Someone had asked me about casting some number signs so they could put hashtags in their letterpress work. I had mentioned this to another vendor at the fair (I think it was Nick Kennedy from Trip Print Press), and we mused on why this particular letter might have been chosen for its use in social media. It really has no mnemonic value, unlike @ which can be sensibly read as “at” within an e-mail address. I pointed out, essentially, that it was chosen “because it was there” on the computer keyboard, where its presence originates in older machinery like Teletypes and modern (so to speak) typewriters. We were curious about what special characters older typewriters might have had, and conveniently enough, we had a small selection to examine.
Some of Martin’s typewriters on display had @ and/or # on them, but when we came to look at this typewriter we noticed something interesting that even Martin had not noticed before.
The Hammond 1b typewriter works using two replaceable printing elements, one on either side of a center post.
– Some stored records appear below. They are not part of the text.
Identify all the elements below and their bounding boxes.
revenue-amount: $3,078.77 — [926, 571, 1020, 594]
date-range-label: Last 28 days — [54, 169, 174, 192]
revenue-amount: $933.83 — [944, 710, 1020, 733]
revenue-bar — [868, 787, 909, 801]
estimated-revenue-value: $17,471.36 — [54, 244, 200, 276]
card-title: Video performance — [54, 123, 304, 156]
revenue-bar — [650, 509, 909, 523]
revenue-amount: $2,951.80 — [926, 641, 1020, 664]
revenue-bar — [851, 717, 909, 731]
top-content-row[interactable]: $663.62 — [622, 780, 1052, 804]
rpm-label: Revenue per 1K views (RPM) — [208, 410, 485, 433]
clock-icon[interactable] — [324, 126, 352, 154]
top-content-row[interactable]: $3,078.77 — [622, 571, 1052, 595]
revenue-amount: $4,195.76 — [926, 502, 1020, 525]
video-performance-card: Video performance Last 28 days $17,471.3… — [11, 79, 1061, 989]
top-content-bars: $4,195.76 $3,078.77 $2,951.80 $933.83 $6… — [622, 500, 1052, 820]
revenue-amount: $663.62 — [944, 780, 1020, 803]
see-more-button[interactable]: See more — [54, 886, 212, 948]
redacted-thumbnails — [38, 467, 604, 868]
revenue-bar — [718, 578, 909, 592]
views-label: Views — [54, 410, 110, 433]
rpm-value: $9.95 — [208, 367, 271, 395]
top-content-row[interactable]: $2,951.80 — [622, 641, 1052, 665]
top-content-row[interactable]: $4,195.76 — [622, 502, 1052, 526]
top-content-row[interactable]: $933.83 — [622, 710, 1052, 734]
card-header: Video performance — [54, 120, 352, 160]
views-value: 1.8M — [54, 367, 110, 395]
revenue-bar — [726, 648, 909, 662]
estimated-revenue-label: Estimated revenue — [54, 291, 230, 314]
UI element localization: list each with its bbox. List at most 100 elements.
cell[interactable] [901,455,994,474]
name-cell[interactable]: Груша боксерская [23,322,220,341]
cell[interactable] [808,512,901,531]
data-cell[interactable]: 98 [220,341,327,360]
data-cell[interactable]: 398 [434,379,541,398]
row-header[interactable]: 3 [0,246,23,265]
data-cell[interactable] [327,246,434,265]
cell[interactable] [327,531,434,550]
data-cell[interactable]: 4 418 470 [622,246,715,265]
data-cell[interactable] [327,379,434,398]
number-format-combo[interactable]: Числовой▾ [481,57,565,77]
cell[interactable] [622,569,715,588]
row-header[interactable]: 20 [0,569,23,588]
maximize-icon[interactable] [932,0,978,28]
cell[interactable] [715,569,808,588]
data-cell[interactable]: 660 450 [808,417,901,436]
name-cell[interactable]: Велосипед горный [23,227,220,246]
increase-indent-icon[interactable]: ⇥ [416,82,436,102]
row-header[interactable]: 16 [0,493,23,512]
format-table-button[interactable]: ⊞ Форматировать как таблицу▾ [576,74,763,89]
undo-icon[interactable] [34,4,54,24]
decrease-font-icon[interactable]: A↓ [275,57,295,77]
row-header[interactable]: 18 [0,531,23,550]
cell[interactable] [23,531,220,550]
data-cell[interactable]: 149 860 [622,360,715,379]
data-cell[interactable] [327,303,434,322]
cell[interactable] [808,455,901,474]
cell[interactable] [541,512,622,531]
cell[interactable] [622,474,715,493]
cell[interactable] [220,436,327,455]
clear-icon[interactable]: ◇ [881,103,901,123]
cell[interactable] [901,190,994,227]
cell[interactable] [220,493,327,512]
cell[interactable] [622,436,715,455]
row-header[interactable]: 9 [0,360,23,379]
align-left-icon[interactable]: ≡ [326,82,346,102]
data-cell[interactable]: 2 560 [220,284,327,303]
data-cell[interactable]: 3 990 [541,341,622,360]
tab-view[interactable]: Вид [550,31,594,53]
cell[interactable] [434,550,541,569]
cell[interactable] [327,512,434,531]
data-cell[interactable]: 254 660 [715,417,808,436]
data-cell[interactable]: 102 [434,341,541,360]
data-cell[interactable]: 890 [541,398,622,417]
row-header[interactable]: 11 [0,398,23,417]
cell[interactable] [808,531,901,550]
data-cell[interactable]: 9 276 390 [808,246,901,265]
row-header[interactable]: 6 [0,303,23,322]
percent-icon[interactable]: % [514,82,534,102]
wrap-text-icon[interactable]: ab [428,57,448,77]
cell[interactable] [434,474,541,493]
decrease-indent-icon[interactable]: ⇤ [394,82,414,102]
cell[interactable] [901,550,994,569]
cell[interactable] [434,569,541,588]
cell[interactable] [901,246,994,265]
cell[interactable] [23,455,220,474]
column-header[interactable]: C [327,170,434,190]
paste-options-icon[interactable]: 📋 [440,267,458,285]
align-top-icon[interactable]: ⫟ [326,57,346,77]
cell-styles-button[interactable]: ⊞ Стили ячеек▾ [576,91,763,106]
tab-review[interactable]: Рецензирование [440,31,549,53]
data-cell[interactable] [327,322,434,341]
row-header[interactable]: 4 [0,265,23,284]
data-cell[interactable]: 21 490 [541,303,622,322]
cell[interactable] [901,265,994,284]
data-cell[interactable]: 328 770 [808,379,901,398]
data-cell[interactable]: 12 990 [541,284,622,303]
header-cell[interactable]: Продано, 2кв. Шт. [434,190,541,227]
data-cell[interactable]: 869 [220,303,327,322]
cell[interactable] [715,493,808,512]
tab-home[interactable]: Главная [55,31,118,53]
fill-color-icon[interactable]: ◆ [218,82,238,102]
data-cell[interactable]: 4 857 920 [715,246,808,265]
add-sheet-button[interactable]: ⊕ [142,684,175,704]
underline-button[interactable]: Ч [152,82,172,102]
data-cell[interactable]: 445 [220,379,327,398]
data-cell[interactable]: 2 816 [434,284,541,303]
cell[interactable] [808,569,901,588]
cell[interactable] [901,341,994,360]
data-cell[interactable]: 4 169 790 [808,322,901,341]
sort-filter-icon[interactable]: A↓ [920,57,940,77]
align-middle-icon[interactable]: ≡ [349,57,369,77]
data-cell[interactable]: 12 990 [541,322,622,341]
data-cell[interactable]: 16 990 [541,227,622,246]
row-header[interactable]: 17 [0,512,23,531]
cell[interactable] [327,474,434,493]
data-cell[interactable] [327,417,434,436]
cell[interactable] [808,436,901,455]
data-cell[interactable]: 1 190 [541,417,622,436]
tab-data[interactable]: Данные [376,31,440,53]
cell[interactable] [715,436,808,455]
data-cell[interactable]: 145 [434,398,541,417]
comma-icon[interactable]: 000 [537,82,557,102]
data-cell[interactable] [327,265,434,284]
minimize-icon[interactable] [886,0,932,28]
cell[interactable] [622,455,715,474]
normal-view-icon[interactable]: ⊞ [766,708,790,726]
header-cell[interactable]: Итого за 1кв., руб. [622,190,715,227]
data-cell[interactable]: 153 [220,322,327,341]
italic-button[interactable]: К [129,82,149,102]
When a key is struck, one of the elements is rotated to place the desired letter at the print position, where it is struck from behind the paper to type the letter. The amount of rotation, and which type element it used, depends on which key is struck. The FIG. (figure) and CAP. (capital) shift keys work by raising the type elements to select one of three rows of letters. Pressing both shift keys together does the same as FIG. alone.
The alphabetic keys would normally type a lowercase letter, or if CAP. was pressed, the capital letter, and pressing FIG. would type the alternate symbol which was also marked on the key. Thus the keys would be labelled with a letter and some other symbol, for instance the second key to the right of the space bar is labelled A7, and it types a, A, or 7. Some keys also type a choice of three symbols, and all three appear on the key, for instance between SPACE and A7, there is .-6 which types a period, dash, or 6.
But then we noticed the very last keys at either end of the keyboard had four symbols on them!
One had ?!¾§, and the other :&⅔Ä. With only a total of three shift states we didn’t see how there could be four symbols, so we asked Martin about this and he hadn’t noticed either. As it turns out, the type elements can be interchanged for ones with other symbol sets, so for instance you could type either the fractions (¾ or ⅔) or special symbols (§ or Ä) depending on the type elements installed.
Only as I was writing this post did I realize that the same thing happened for keys that had a letter and two symbols: which of the two symbols was typed depended on the type elements. Examples of these visible in the above keyboard details include X⅞/ and Y⅓Æ, which would type lowercase and capital letters, and one of the symbols shown.
Generally, the lower symbols were accented letters, diphthongs, and mathematical symbols, while the upper symbols were fractions, currency symbols, and extra punctuation like square brackets and asymmetric quotation marks. The type elements installed on this particular typewriter would print the lower special characters.
I guess this just goes to show where even the most trivial of questions can lead!